È perciò normale, per esempio, che il Partito Democratico censuri il malaffare altrui ed invochi la sempreverde questione morale (degli altri), mentre si dimostra totalmente cieco, muto e sordo all’indomani delle vicende giudiziarie che coinvolgono un suo intero gruppo dirigente e una sua rappresentanza consiliare: è, tra i tanti, il caso dell’inchiesta giudiziaria che, in Sardegna, vede indagati per peculato 33 esponenti del centrosinistra e, tra questi, la vincitrice delle Primarie (per pochi intimi) Francesca Barracciu ed il Segretario del PD isolano Silvio Lai.
Su questo presunto allegro utilizzo dei fondi ai gruppi consiliari e sulla presunta gestione dell’intero partito da parte d’una sorta di comitato d’affari (personali e privati), domina e perdura un irritante silenzio assoluto, da parte del gruppo dirigente nazionale e dei candidati alle Primarie. Tutti imbarazzati silenti, in altre occasioni particolarmente loquaci e accaniti sostenitori dell’irrinunciabile moralità nella politica, in casa altrui, mai nella propria.
È altrettanto normale che un paladino della giustizia sociale ed economica, come Vendola, intrattenga un’amorevole conversazione telefonica, col portavoce dell’odioso (a parole) capitalismo mortifero dell’Ilva, nel corso della quale se la ride ed elogia il comportamento spavaldo, arrogante e maramaldo di quest’ultimo nei confronti d’un giornalista, colpevole d’aver osato esprimere una domanda scomoda.
È normale che un mediocre oppositore come Grillo blateri di democrazia diretta e amministri il suo movimento attraverso un direttorio composto da famigli e sodali.
È normale che, sempre il Partito Democratico, in Sardegna, non abbia a suo tempo mai sollevato obiezioni sul conflitto di interessi di un Renato Soru, laddove alcuni appartenenti alla sua azienda sono stati chiamati a ricoprire ruoli in chiave politica, secondo medesima logica da partito azienda.
È normale che la messinscena del centrodestra, costretto a simulare un’insanabile scissione, si traduca poi nell’ennesima, insanabile anomalia d’un centrodestra riunito e pronto ad immolarsi per la salvezza del suo padrone.

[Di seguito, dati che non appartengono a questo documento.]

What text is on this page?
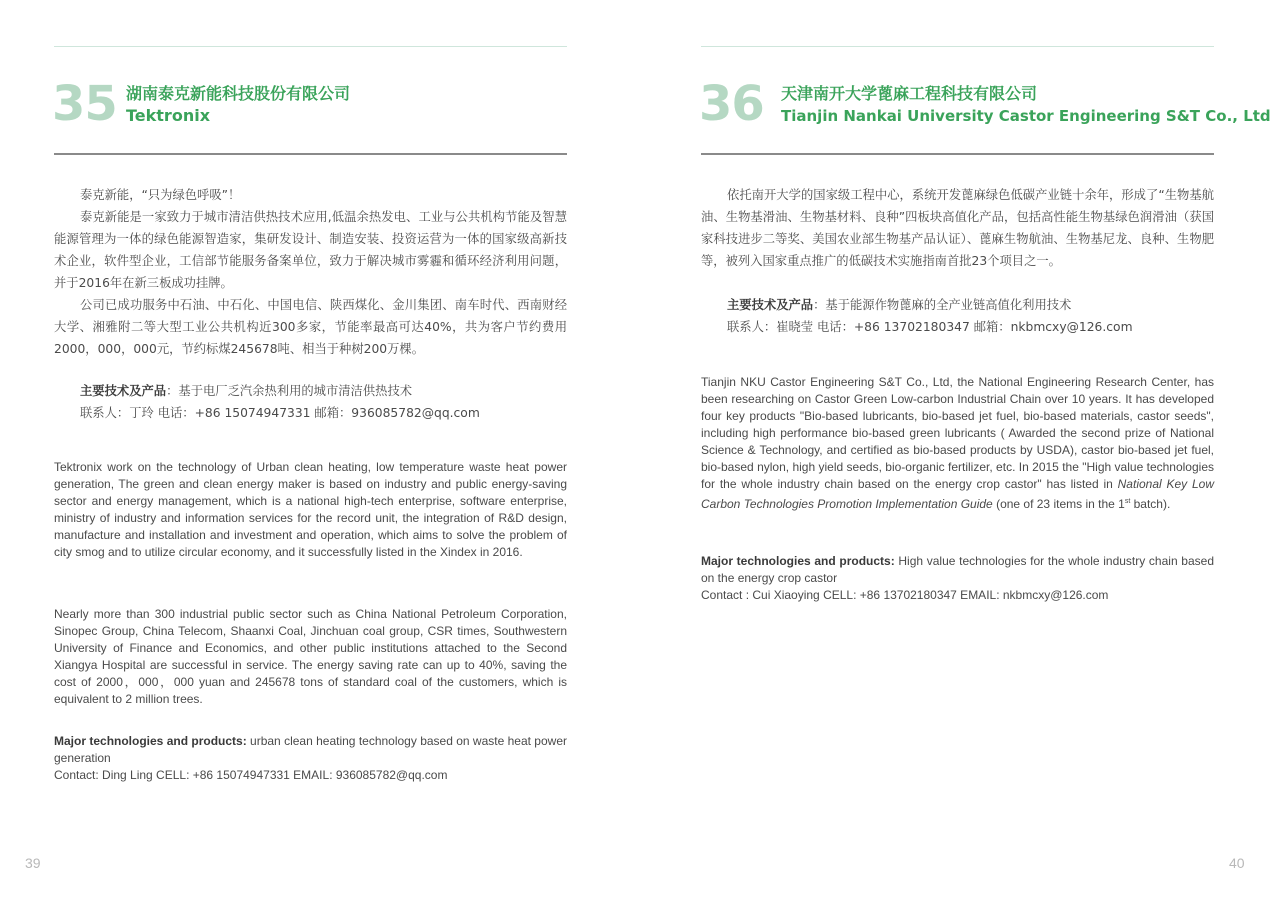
35 湖南泰克新能科技股份有限公司
Tektronix

泰克新能，“只为绿色呼吸”！

泰克新能是一家致力于城市清洁供热技术应用,低温余热发电、工业与公共机构节能及智慧能源管理为一体的绿色能源智造家，集研发设计、制造安装、投资运营为一体的国家级高新技术企业，软件型企业，工信部节能服务备案单位，致力于解决城市雾霾和循环经济利用问题，并于2016年在新三板成功挂牌。

公司已成功服务中石油、中石化、中国电信、陕西煤化、金川集团、南车时代、西南财经大学、湘雅附二等大型工业公共机构近300多家，节能率最高可达40%，共为客户节约费用2000，000，000元，节约标煤245678吨、相当于种树200万棵。

主要技术及产品：基于电厂乏汽余热利用的城市清洁供热技术
联系人：丁玲 电话：+86 15074947331 邮箱：936085782@qq.com

Tektronix work on the technology of Urban clean heating, low temperature waste heat power generation, The green and clean energy maker is based on industry and public energy-saving sector and energy management, which is a national high-tech enterprise, software enterprise, ministry of industry and information services for the record unit, the integration of R&D design, manufacture and installation and investment and operation, which aims to solve the problem of city smog and to utilize circular economy, and it successfully listed in the Xindex in 2016.

Nearly more than 300 industrial public sector such as China National Petroleum Corporation, Sinopec Group, China Telecom, Shaanxi Coal, Jinchuan coal group, CSR times, Southwestern University of Finance and Economics, and other public institutions attached to the Second Xiangya Hospital are successful in service. The energy saving rate can up to 40%, saving the cost of 2000，000，000 yuan and 245678 tons of standard coal of the customers, which is equivalent to 2 million trees.

Major technologies and products: urban clean heating technology based on waste heat power generation

Contact: Ding Ling CELL: +86 15074947331 EMAIL: 936085782@qq.com

39
36 天津南开大学蓖麻工程科技有限公司
Tianjin Nankai University Castor Engineering S&T Co., Ltd

依托南开大学的国家级工程中心，系统开发蓖麻绿色低碳产业链十余年，形成了“生物基航油、生物基滑油、生物基材料、良种”四板块高值化产品，包括高性能生物基绿色润滑油（获国家科技进步二等奖、美国农业部生物基产品认证）、蓖麻生物航油、生物基尼龙、良种、生物肥等，被列入国家重点推广的低碳技术实施指南首批23个项目之一。

主要技术及产品：基于能源作物蓖麻的全产业链高值化利用技术
联系人：崔晓莹 电话：+86 13702180347 邮箱：nkbmcxy@126.com

Tianjin NKU Castor Engineering S&T Co., Ltd, the National Engineering Research Center, has been researching on Castor Green Low-carbon Industrial Chain over 10 years. It has developed four key products "Bio-based lubricants, bio-based jet fuel, bio-based materials, castor seeds", including high performance bio-based green lubricants ( Awarded the second prize of National Science & Technology, and certified as bio-based products by USDA), castor bio-based jet fuel, bio-based nylon, high yield seeds, bio-organic fertilizer, etc. In 2015 the "High value technologies for the whole industry chain based on the energy crop castor" has listed in National Key Low Carbon Technologies Promotion Implementation Guide (one of 23 items in the 1st batch).

Major technologies and products: High value technologies for the whole industry chain based on the energy crop castor

Contact : Cui Xiaoying CELL: +86 13702180347 EMAIL: nkbmcxy@126.com

40
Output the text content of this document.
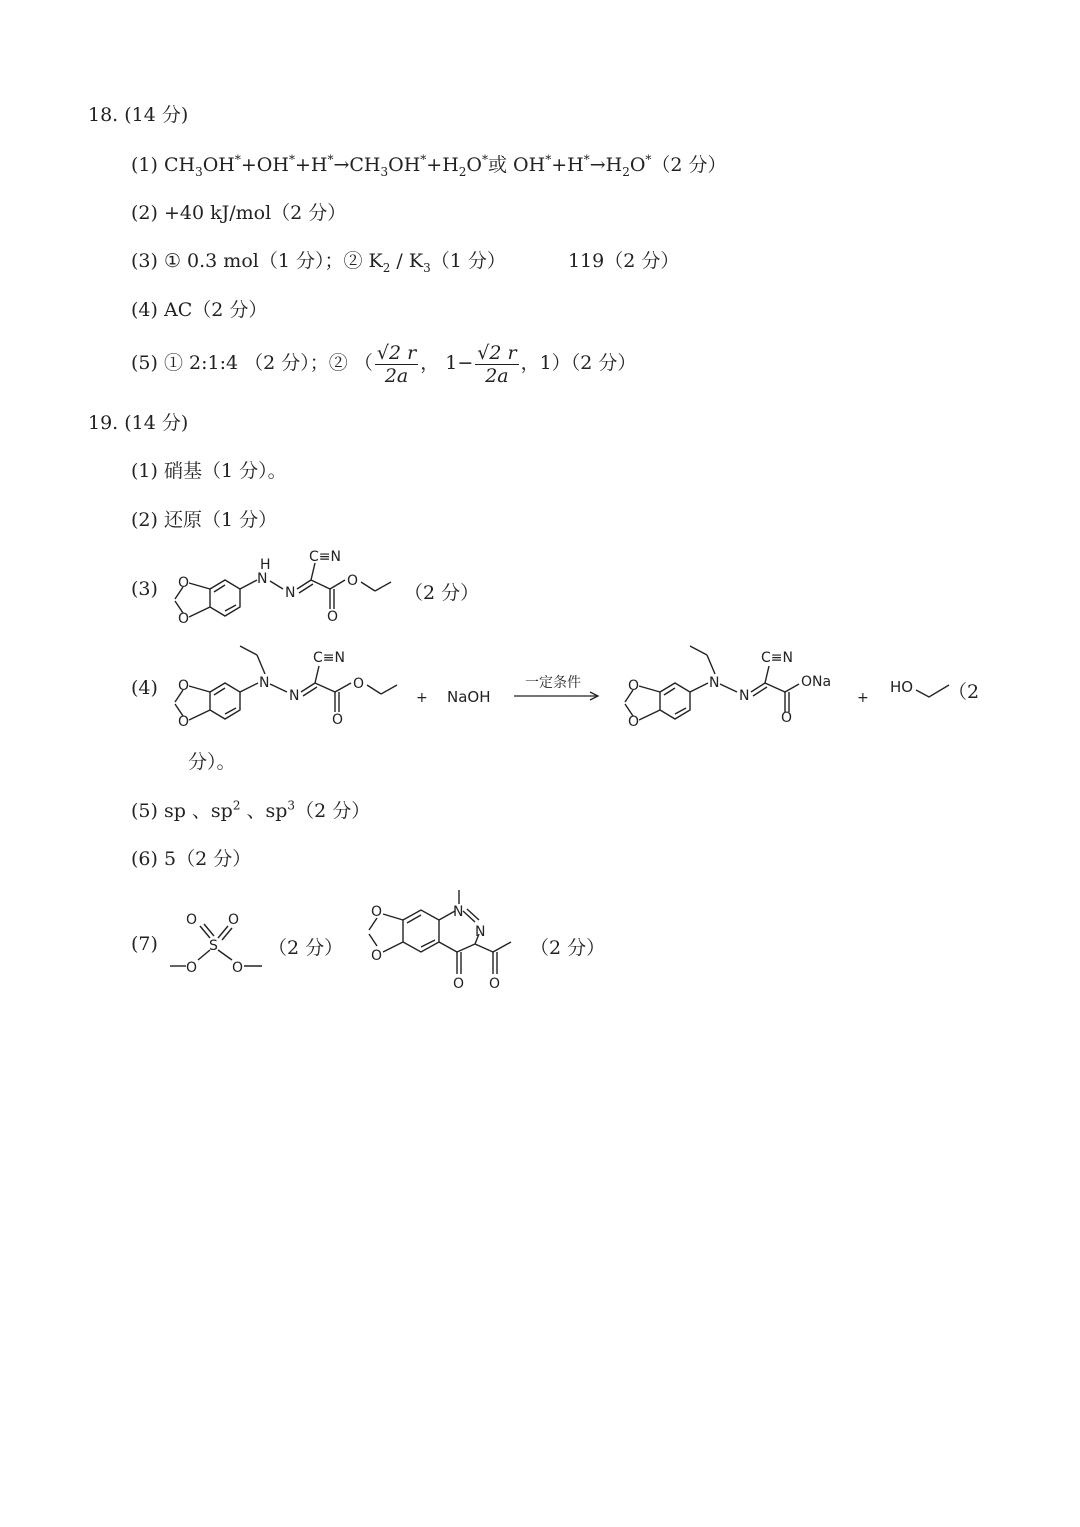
18. (14 分)
(1) $CH_3OH^*+OH^*+H^*\to CH_3OH^*+H_2O^*$或 $OH^*+H^*\to H_2O^*(2$ 分）
(2) +40 kJ/mol（2 分）
(3) ① 0.3 mol（1 分）；② $K_2 / K_3(1$ 分）	119（2 分）
(4) AC（2 分）
(5) ① 2:1:4 （2 分）；② （ $\frac{√2 r}{2a}$ ， $1- \frac{√2 r}{2a}$ ，1）（2 分）
19. (14 分)
(1) 硝基（1 分）。
(2) 还原（1 分）
(3) O
O
H
N
N
C≡N
O
O
（2 分）
(4) O
O
N
N
C≡N
O
O
+ NaOH
一定条件	O
O
N
N
C≡N
O
ONa
+
HO （2
分）。
(5) sp 、$sp^2$ 、$sp^3(2$ 分）
(6) 5（2 分）
(7)
O O
S
O O
（2 分）
O
O
N
N
O O
（2 分）
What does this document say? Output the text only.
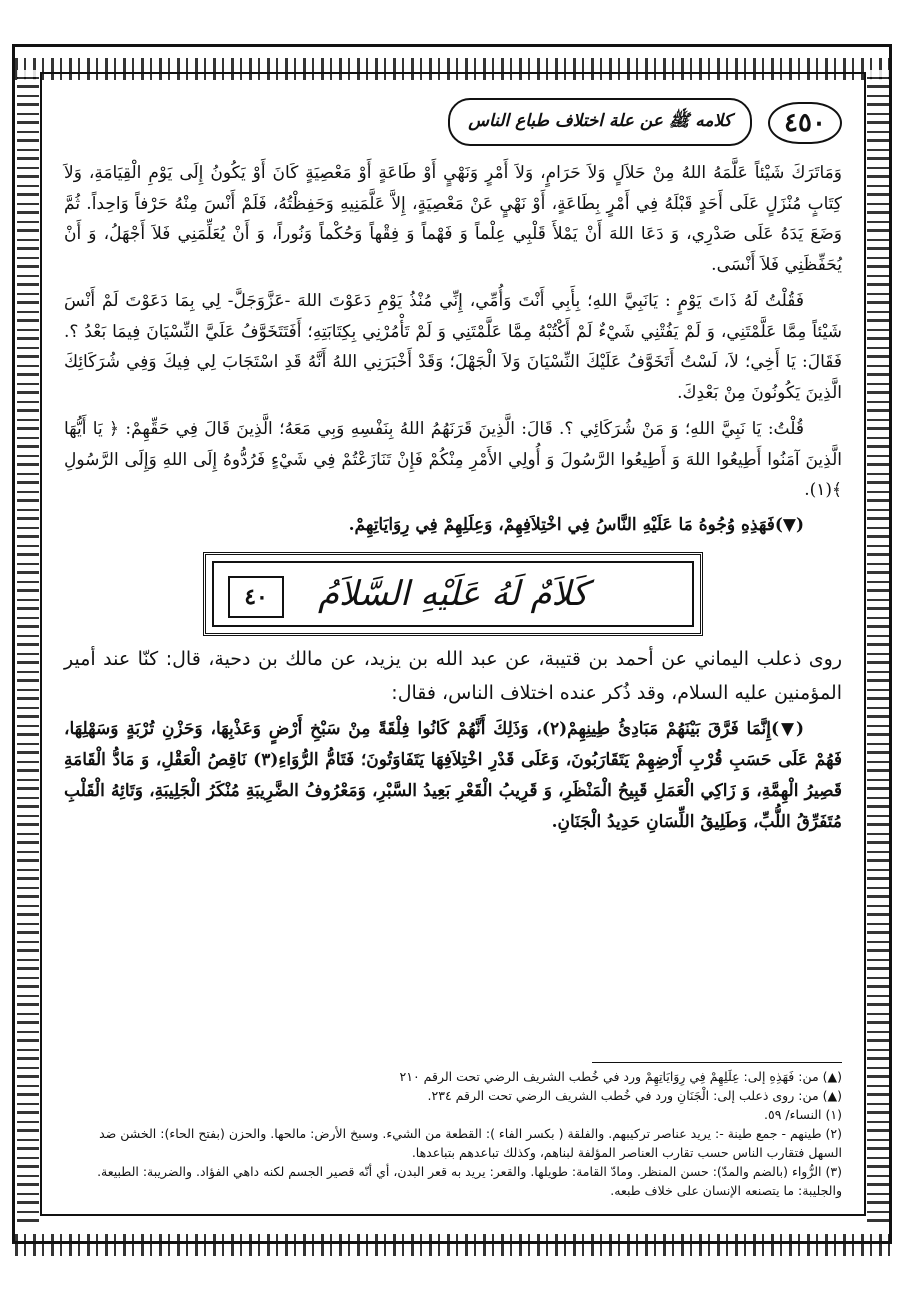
٤٥٠
كلامه ﷺ عن علة اختلاف طباع الناس

وَمَاتَرَكَ شَيْئاً عَلَّمَهُ اللهُ مِنْ حَلاَلٍ وَلاَ حَرَامٍ، وَلاَ أَمْرٍ وَنَهْيٍ أَوْ طَاعَةٍ أَوْ مَعْصِيَةٍ كَانَ أَوْ يَكُونُ إِلَى يَوْمِ الْقِيَامَةِ، وَلاَ كِتَابٍ مُنْزَلٍ عَلَى أَحَدٍ قَبْلَهُ فِي أَمْرٍ بِطَاعَةٍ، أَوْ نَهْيٍ عَنْ مَعْصِيَةٍ، إِلاَّ عَلَّمَنِيهِ وَحَفِظْتُهُ، فَلَمْ أَنْسَ مِنْهُ حَرْفاً وَاحِداً. ثُمَّ وَضَعَ يَدَهُ عَلَى صَدْرِي، وَ دَعَا اللهَ أَنْ يَمْلأَ قَلْبِي عِلْماً وَ فَهْماً وَ فِقْهاً وَحُكْماً وَنُوراً، وَ أَنْ يُعَلِّمَنِي فَلاَ أَجْهَلُ، وَ أَنْ يُحَفِّظَنِي فَلاَ أَنْسَى.

فَقُلْتُ لَهُ ذَاتَ يَوْمٍ : يَانَبِيَّ اللهِ؛ بِأَبِي أَنْتَ وَأُمِّي، إِنِّي مُنْذُ يَوْمِ دَعَوْتَ اللهَ -عَزَّوَجَلَّ- لِي بِمَا دَعَوْتَ لَمْ أَنْسَ شَيْئاً مِمَّا عَلَّمْتَنِي، وَ لَمْ يَفُتْنِي شَيْءٌ لَمْ أَكْتُبْهُ مِمَّا عَلَّمْتَنِي وَ لَمْ تَأْمُرْنِي بِكِتَابَتِهِ؛ أَفَتَتَخَوَّفُ عَلَيَّ النِّسْيَانَ فِيمَا بَعْدُ ؟. فَقَالَ: يَا أَخِي؛ لاَ، لَسْتُ أَتَخَوَّفُ عَلَيْكَ النِّسْيَانَ وَلاَ الْجَهْلَ؛ وَقَدْ أَخْبَرَنِي اللهُ أَنَّهُ قَدِ اسْتَجَابَ لِي فِيكَ وَفِي شُرَكَائِكَ الَّذِينَ يَكُونُونَ مِنْ بَعْدِكَ.

قُلْتُ: يَا نَبِيَّ اللهِ؛ وَ مَنْ شُرَكَائِي ؟. قَالَ: الَّذِينَ قَرَنَهُمُ اللهُ بِنَفْسِهِ وَبِي مَعَهُ؛ الَّذِينَ قَالَ فِي حَقِّهِمْ: ﴿ يَا أَيُّهَا الَّذِينَ آمَنُوا أَطِيعُوا اللهَ وَ أَطِيعُوا الرَّسُولَ وَ أُولِي الأَمْرِ مِنْكُمْ فَإِنْ تَنَازَعْتُمْ فِي شَيْءٍ فَرُدُّوهُ إِلَى اللهِ وَإِلَى الرَّسُولِ ﴾(١).

(▼)فَهَذِهِ وُجُوهُ مَا عَلَيْهِ النَّاسُ فِي اخْتِلاَفِهِمْ، وَعِلَلِهِمْ فِي رِوَايَاتِهِمْ.

كَلاَمٌ لَهُ عَلَيْهِ السَّلاَمُ
٤٠

روى ذعلب اليماني عن أحمد بن قتيبة، عن عبد الله بن يزيد، عن مالك بن دحية، قال: كنّا عند أمير المؤمنين عليه السلام، وقد ذُكر عنده اختلاف الناس، فقال:

(▼)إِنَّمَا فَرَّقَ بَيْنَهُمْ مَبَادِئُ طِينِهِمْ(٢)، وَذَلِكَ أَنَّهُمْ كَانُوا فِلْقَةً مِنْ سَبْخِ أَرْضٍ وَعَذْبِهَا، وَحَزْنِ تُرْبَةٍ وَسَهْلِهَا، فَهُمْ عَلَى حَسَبِ قُرْبِ أَرْضِهِمْ يَتَقَارَبُونَ، وَعَلَى قَدْرِ اخْتِلاَفِهَا يَتَفَاوَتُونَ؛ فَتَامُّ الرُّوَاءِ(٣) نَاقِصُ الْعَقْلِ، وَ مَادُّ الْقَامَةِ قَصِيرُ الْهِمَّةِ، وَ زَاكِي الْعَمَلِ قَبِيحُ الْمَنْظَرِ، وَ قَرِيبُ الْقَعْرِ بَعِيدُ السَّبْرِ، وَمَعْرُوفُ الضَّرِيبَةِ مُنْكَرُ الْجَلِيبَةِ، وَتَائِهُ الْقَلْبِ مُتَفَرِّقُ اللُّبِّ، وَطَلِيقُ اللِّسَانِ حَدِيدُ الْجَنَانِ.

(▲) من: فَهَذِهِ إلى: عِلَلِهِمْ فِي رِوَايَاتِهِمْ ورد في خُطب الشريف الرضي تحت الرقم ٢١٠

(▲) من: روى ذعلب إلى: الْجَنَانِ ورد في خُطب الشريف الرضي تحت الرقم ٢٣٤.

(١) النساء/ ٥٩.

(٢) طينهم - جمع طينة -: يريد عناصر تركيبهم. والفلقة ( بكسر الفاء ): القطعة من الشيء. وسبخ الأرض: مالحها. والحزن (بفتح الحاء): الخشن ضد السهل فتقارب الناس حسب تقارب العناصر المؤلفة لبناهم، وكذلك تباعدهم بتباعدها.

(٣) الرُّواء (بالضم والمدّ): حسن المنظر. ومادّ القامة: طويلها. والقعر: يريد به قعر البدن، أي أنّه قصير الجسم لكنه داهي الفؤاد. والضريبة: الطبيعة. والجليبة: ما يتصنعه الإنسان على خلاف طبعه.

È normale che la Ministra Cancellieri finga d’essere intervenuta per questioni umanitarie sul caso Ligresti e trascuri tutte le altre implicazioni, politiche e personali, che esistono dietro quella vicenda.
Insomma è del tutto normale che un’intera classe politica e dirigente continui ad esibirsi in finzioni, bugie, simulazioni, pantomime e possa impunemente menar vanto delle sue consuete ed abusate parole al vento.
E questi erano solo pochi esempi offerti dall’inqualificabile spettacolo della politica.
Poche gocce di quell’amaro che quotidianamente siamo chiamati ad ingoiare.